Token-budget batching: Group requests to optimize batch efficiency.

class SmartQueue:
    def __init__(self):
        self.high_priority = []
        self.normal = []
        self.batch_priority = []

    def add(self, request: Request):
        if request.priority == "high":
            heappush(self.high_priority, (time.time(), request))
        elif request.estimated_tokens < 500:
            heappush(self.batch_priority, (request.estimated_tokens, request))
        else:
            heappush(self.normal, (time.time(), request))

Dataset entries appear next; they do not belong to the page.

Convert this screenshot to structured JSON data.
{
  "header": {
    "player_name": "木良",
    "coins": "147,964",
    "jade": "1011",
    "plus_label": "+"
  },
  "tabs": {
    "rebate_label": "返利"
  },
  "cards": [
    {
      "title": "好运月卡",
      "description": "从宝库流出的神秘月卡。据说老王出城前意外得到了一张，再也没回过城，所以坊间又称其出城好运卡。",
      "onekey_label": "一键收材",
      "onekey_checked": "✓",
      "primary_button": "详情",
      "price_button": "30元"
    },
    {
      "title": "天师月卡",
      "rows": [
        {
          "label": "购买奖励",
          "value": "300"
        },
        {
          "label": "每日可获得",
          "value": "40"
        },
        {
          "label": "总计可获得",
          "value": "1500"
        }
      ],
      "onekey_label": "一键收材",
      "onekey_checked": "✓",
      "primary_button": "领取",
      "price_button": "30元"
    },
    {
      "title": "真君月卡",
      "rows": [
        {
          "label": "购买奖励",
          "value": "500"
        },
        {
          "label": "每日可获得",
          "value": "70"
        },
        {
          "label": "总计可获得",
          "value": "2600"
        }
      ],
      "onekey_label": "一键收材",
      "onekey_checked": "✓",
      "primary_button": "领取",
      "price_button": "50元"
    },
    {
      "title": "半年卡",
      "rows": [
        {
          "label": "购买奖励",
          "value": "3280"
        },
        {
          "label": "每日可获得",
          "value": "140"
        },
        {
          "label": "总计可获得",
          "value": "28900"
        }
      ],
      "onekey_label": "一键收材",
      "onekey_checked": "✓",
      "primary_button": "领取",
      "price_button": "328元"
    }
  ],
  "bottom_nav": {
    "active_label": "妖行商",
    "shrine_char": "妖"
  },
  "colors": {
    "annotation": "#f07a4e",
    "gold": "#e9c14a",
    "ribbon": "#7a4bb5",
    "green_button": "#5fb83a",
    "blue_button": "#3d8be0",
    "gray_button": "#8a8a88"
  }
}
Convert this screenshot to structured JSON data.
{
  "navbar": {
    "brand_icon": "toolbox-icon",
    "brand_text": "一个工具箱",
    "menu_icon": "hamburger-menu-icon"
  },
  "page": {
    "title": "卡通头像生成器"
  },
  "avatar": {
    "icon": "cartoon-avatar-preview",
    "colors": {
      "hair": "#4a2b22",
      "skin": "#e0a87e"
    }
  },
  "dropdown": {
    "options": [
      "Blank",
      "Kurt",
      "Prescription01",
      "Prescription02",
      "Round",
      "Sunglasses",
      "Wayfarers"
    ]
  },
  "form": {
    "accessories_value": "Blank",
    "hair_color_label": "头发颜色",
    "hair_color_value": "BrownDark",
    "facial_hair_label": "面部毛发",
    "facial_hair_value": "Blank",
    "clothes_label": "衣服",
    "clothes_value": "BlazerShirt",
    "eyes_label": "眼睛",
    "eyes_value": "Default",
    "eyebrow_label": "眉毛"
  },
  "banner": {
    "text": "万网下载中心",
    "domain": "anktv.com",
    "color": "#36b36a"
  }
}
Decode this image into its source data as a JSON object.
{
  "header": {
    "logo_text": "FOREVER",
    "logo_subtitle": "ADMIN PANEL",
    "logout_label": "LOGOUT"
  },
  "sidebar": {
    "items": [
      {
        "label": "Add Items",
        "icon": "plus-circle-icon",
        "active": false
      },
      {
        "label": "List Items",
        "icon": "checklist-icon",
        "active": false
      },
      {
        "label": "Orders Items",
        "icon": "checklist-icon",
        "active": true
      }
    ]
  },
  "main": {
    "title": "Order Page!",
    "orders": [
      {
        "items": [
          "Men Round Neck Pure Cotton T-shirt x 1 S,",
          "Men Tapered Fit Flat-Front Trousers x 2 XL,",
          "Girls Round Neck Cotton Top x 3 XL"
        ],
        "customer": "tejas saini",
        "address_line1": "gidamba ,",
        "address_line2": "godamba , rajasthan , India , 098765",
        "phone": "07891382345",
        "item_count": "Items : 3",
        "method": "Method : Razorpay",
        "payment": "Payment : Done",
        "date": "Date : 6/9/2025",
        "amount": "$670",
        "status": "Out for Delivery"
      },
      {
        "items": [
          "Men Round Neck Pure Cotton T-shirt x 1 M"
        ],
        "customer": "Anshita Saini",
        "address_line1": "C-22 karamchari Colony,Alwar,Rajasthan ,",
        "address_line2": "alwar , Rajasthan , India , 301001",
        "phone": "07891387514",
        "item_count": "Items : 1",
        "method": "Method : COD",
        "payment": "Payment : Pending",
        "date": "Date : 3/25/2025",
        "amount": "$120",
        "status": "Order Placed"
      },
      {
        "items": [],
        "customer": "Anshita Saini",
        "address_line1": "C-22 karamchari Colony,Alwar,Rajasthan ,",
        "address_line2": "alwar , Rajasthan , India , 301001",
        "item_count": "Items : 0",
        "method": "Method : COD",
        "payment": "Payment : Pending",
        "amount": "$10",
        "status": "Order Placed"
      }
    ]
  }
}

    def get_next_batch(self, max_tokens: int) -> list[Request]:
        batch = []
        tokens = 0

        # High priority first
        while self.high_priority and tokens < max_tokens:
            _, req = heappop(self.high_priority)
            batch.append(req)
            tokens += req.estimated_tokens

        # Fill with small requests (good for batching)
        while self.batch_priority and tokens < max_tokens:
            _, req = heappop(self.batch_priority)
            batch.append(req)
            tokens += req.estimated_tokens

        return batch

The Signals to Watch

Early warning signs of backpressure needed:

alerts = {
    "queue_depth > 100": "Requests accumulating",
    "queue_time_p99 > 5s": "Users waiting too long",
    "memory_util > 85%": "Approaching OOM",
    "rejection_rate > 1%": "Already shedding load",
    "error_rate_spike": "Something breaking",
}

React before the system collapses. Automated scaling or load shedding triggered by these metrics keeps you healthy.

The Response to Rejection

When you reject a request, tell the client what to do:

def rejection_response(reason: str) -> Response:
    return Response(
        status=503,
        headers={
            "Retry-After": "30",  # Hint: try again in 30s
            "X-Queue-Position": "overflow",
        },
        body={
            "error": "service_overloaded",
            "message": "System at capacity. Please retry.",
            "retry_after_seconds": 30,
        }
    )

HTTP 503 with Retry-After is the standard. Good clients will back off. Bad clients will keep hammering. Rate limiting handles the latter.

A system that fails gracefully under 10x load is more valuable than one that handles 2x load perfectly and crashes at 3x.